Steuart Campbell and I should not be accused of flippancy over Chernobyl deaths (John Barrett, Letters, 14 February).
It was a tragic event but it was actually small on the scale of man-made disasters. For example, one single Chinese hydro event killed more than 200,000 people and there have been far more serious health problems and early deaths arising from neodynium extraction for, for example, wind turbine magnets; coal and oil disasters; chemical factory incidents and so on.
The actions of governments driven by what was even then known to be suspect reasoning into a frenzy of “being seen to do something” in the aftermath of the reactor event caused far more subsequent misery and health problems than the nuclear aspects ever did or will.

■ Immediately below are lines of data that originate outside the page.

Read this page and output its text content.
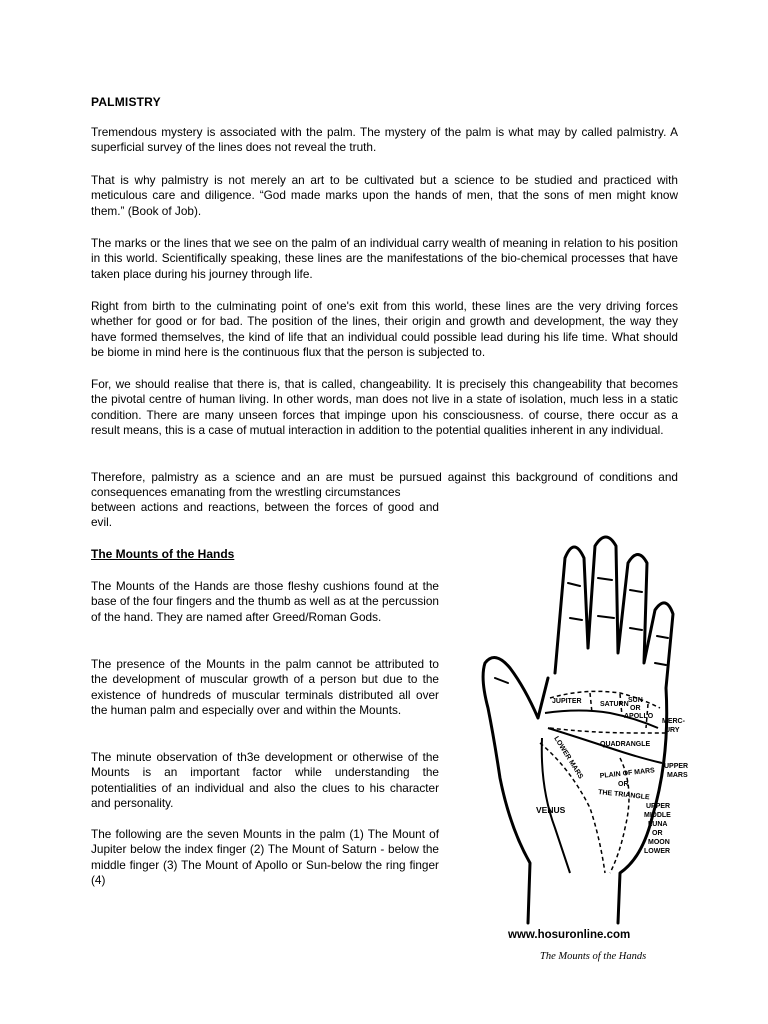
PALMISTRY

Tremendous mystery is associated with the palm. The mystery of the palm is what may by called palmistry. A superficial survey of the lines does not reveal the truth.

That is why palmistry is not merely an art to be cultivated but a science to be studied and practiced with meticulous care and diligence. “God made marks upon the hands of men, that the sons of men might know them.” (Book of Job).

The marks or the lines that we see on the palm of an individual carry wealth of meaning in relation to his position in this world. Scientifically speaking, these lines are the manifestations of the bio-chemical processes that have taken place during his journey through life.

Right from birth to the culminating point of one's exit from this world, these lines are the very driving forces whether for good or for bad. The position of the lines, their origin and growth and development, the way they have formed themselves, the kind of life that an individual could possible lead during his life time. What should be biome in mind here is the continuous flux that the person is subjected to.

For, we should realise that there is, that is called, changeability. It is precisely this changeability that becomes the pivotal centre of human living. In other words, man does not live in a state of isolation, much less in a static condition. There are many unseen forces that impinge upon his consciousness. of course, there occur as a result means, this is a case of mutual interaction in addition to the potential qualities inherent in any individual.

Therefore, palmistry as a science and an are must be pursued against this background of conditions and consequences emanating from the wrestling circumstances

between actions and reactions, between the forces of good and evil.

The Mounts of the Hands

The Mounts of the Hands are those fleshy cushions found at the base of the four fingers and the thumb as well as at the percussion of the hand. They are named after Greed/Roman Gods.

The presence of the Mounts in the palm cannot be attributed to the development of muscular growth of a person but due to the existence of hundreds of muscular terminals distributed all over the human palm and especially over and within the Mounts.

The minute observation of th3e development or otherwise of the Mounts is an important factor while understanding the potentialities of an individual and also the clues to his character and personality.

The following are the seven Mounts in the palm (1) The Mount of Jupiter below the index finger (2) The Mount of Saturn - below the middle finger (3) The Mount of Apollo or Sun-below the ring finger (4)

JUPITER	SATURN
SUN
OR
APOLLO
MERC-
URY
QUADRANGLE
LOWER MARS PLAIN OF MARS
OR
THE TRIANGLE
UPPER
MARS
VENUS	UPPER
MIDDLE
LUNA
OR
MOON
LOWER
www.hosuronline.com
The Mounts of the Hands
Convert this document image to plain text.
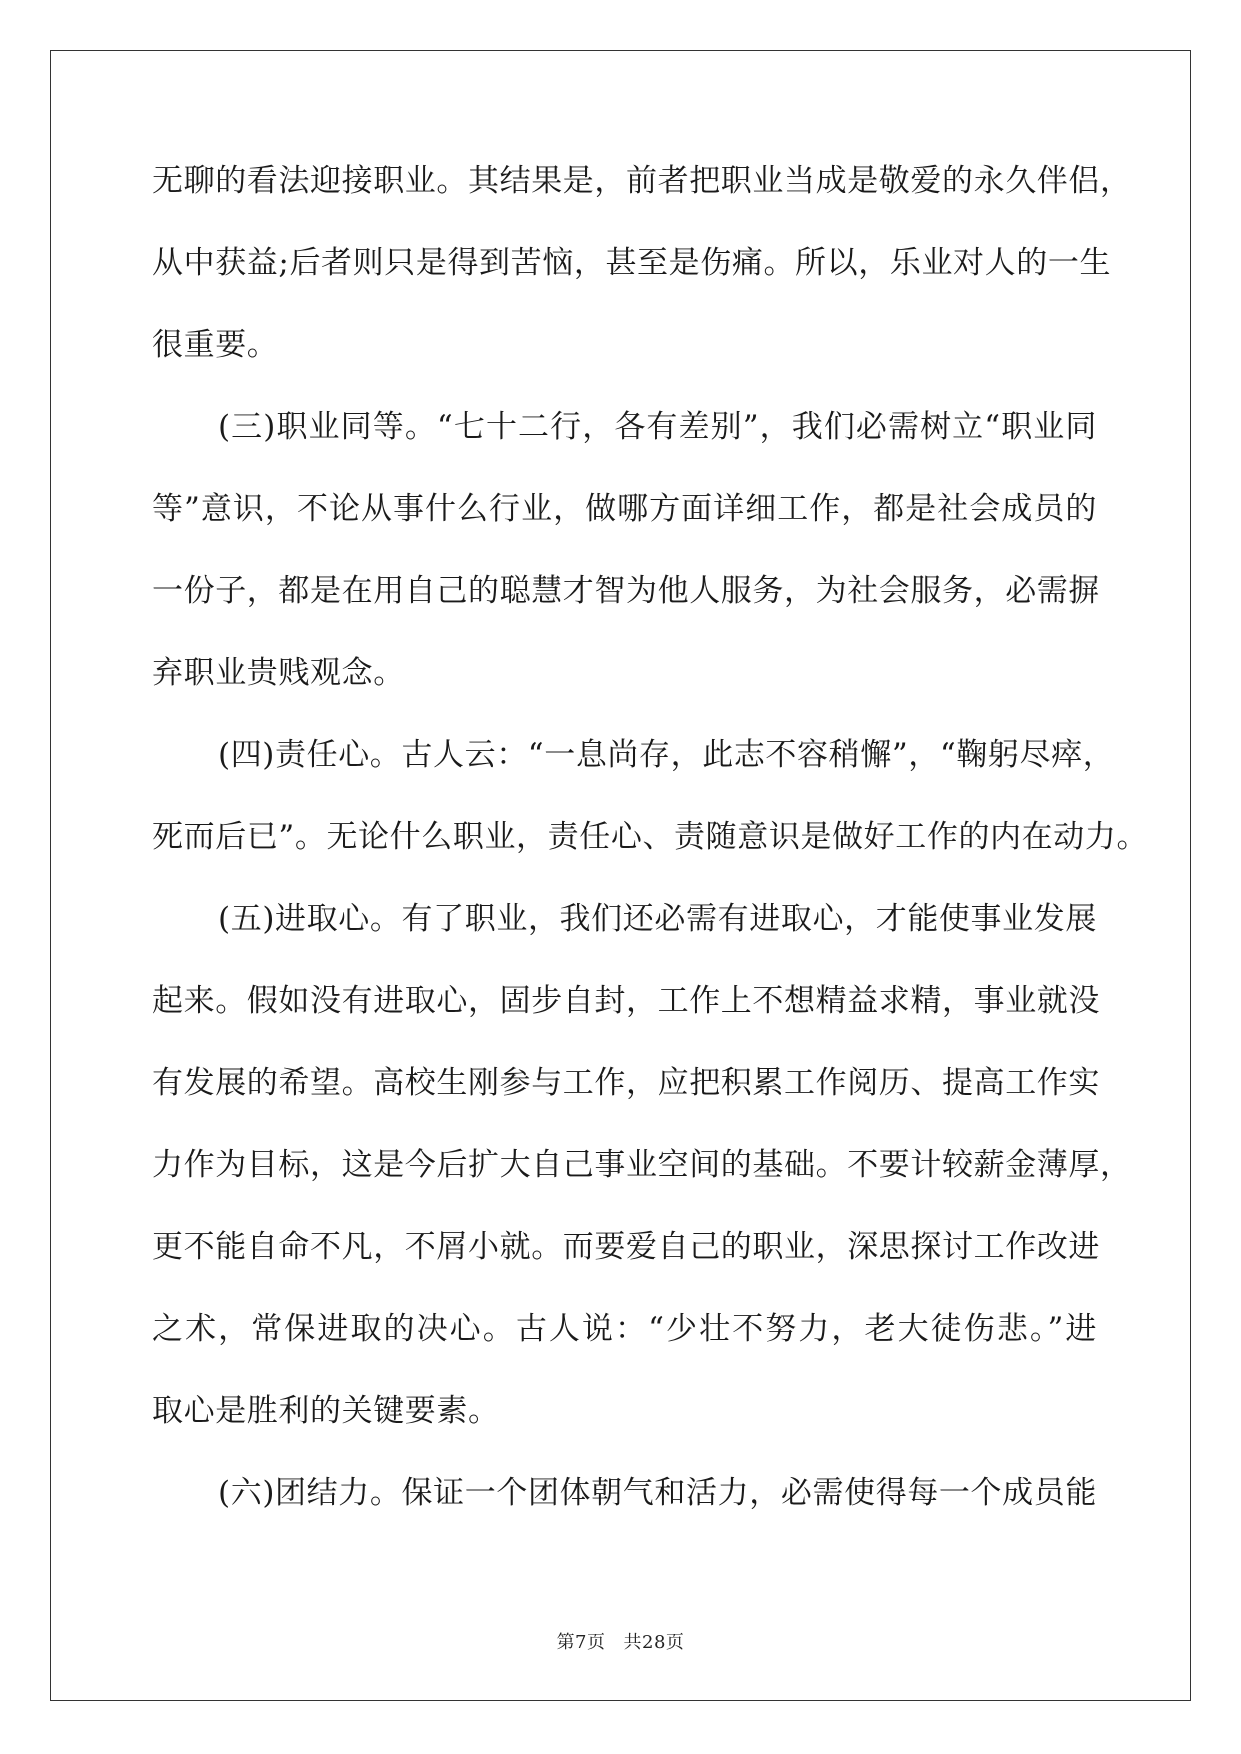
无聊的看法迎接职业。其结果是，前者把职业当成是敬爱的永久伴侣，
从中获益;后者则只是得到苦恼，甚至是伤痛。所以，乐业对人的一生
很重要。
(三)职业同等。“七十二行，各有差别”，我们必需树立“职业同
等”意识，不论从事什么行业，做哪方面详细工作，都是社会成员的
一份子，都是在用自己的聪慧才智为他人服务，为社会服务，必需摒
弃职业贵贱观念。
(四)责任心。古人云：“一息尚存，此志不容稍懈”，“鞠躬尽瘁，
死而后已”。无论什么职业，责任心、责随意识是做好工作的内在动力。
(五)进取心。有了职业，我们还必需有进取心，才能使事业发展
起来。假如没有进取心，固步自封，工作上不想精益求精，事业就没
有发展的希望。高校生刚参与工作，应把积累工作阅历、提高工作实
力作为目标，这是今后扩大自己事业空间的基础。不要计较薪金薄厚，
更不能自命不凡，不屑小就。而要爱自己的职业，深思探讨工作改进
之术，常保进取的决心。古人说：“少壮不努力，老大徒伤悲。”进
取心是胜利的关键要素。
(六)团结力。保证一个团体朝气和活力，必需使得每一个成员能
第7页 共28页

I have no vested interest in the nuclear energy industry. My real concern is that it alone, of all energy generation methods, has been singled out for what I have described as witchcraft treatment. My banter was aimed at the witches, not the Chernobyl incident itself.
(Dr) A McCormick
John Barrett should be aware that anecdotes are no substitute for clinical evidence. He should read Shunichi Yamashita’s report, Chernobyl Beyond 20 Years and Thyroid Cancer. It says “about 5,000 childhood and adolescent cases of thyroid cancers have been diagnosed from 1990 until 2005 around Chernobyl, with fewer than 20 deaths reported”.
None of these cancers would have occurred had iodine tablets been issued promptly to the local population. There was no need for any child to die as a result of the accident. Most of those with thyroid cancers have been saved by surgery and medication.